The object of the invention is a layer sequence of insulator and metal layer which absorbs the light in the direction of the observer, which increases the contrast of alternating voltage η ungs Dü η nfilmelektrol to indescent displays and their production is economically attractive. ,

Explanation of the essence of the invention

The invention has for its object to provide a layer sequence of insulator and metal layer, which has largely independent of the thickness of the component involved, light-absorbing properties and which can be prepared by electron beam deposition.

According to the invention the object is achieved by the construction of a layer sequence of insulator and metal layer, in which at the boundary between these two layers chromium on the metal side and an oxidic insulator, which can be reduced by chromium, located on the insulator side.

Advantageously, it is provided that, according to the invention, the metal layer is formed in several partial layers, wherein only the layer adjoining the insulator contains chromium.

A further advantageous embodiment provides that according to the invention, the insulator is formed in several sub-layers, wherein only the layer adjacent to the chromium contains a material which is partially reduced by chromium. According to the invention, calcium-stabilized zirconium dioxide is used as oxidic insulator material.

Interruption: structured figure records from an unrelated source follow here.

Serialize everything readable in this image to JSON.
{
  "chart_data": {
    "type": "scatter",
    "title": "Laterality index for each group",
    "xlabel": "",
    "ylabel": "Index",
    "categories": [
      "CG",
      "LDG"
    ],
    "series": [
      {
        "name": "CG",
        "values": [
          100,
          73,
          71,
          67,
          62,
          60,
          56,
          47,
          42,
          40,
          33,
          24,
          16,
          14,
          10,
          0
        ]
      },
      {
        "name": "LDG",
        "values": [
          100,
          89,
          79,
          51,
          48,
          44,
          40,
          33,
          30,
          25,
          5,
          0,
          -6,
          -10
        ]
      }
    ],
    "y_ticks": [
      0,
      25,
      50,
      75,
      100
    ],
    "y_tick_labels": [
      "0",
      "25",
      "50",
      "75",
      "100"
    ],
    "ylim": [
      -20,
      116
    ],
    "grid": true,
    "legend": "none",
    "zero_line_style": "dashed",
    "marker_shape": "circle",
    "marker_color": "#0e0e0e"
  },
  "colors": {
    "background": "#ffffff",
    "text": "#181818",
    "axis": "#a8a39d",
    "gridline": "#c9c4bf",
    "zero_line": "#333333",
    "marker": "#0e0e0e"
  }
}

In a preferred embodiment, the layer sequence according to the invention consists of a 3000 Å thick layer of silicon-stabilized zirconia and a 2000Ä thick chromium layer.

In a second embodiment, the 2000Å thick chrome layer is replaced by a 400Å thick chrome layer and a 2000Å thick Al layer thereon.

It has been found that in such an arrangement comes to solid state reactions, forming an intermediate layer, which also appears due to the low reflectivity of chromium to the viewer as dark.

In the case of alternating voltage electroluminescent thin-film displays, a contrast ratio of 1:25 in the case of normal workplace illumination can be achieved with the layer sequence according to the invention. It is advantageous that all materials involved can be deposited by electron beam deposition, which ensures a good adaptation to existing technologies for the production of electroluminescent thin-film displays. The thickness of the intermediate layer depends only on the materials involved and thus the demands on the reproducibility of the thickness of the vapor deposition layers are incomparably lower than in interference systems and that in an existing exclusively of chrome cover electrode no additional vapor deposition layer to increase the contrast is required.

Claims (4)

1. Light-absorbing layer sequence of insulator layer and metal layer, characterized in that located on the boundary between the two layers of chromium on the metal side and an oxide insulator material on the insulator side, which is partially reduced by chromium. 2. Light-absorbing layer sequence according to claim 1, characterized in that the metal layer is formed in a plurality of sub-layers, and only the boundary adjacent to the insulator layer contains chromium. 3. Light-absorbing layer sequence according to claim 1, characterized in that the insulator is formed in a plurality of sub-layers, wherein only the layer adjacent to the chromium, a material which is partially reduced by chromium, contains. 4. Light-absorbing layer sequence according to claim 1, characterized in that the oxidic insulator material is calcium-stabilized zirconia.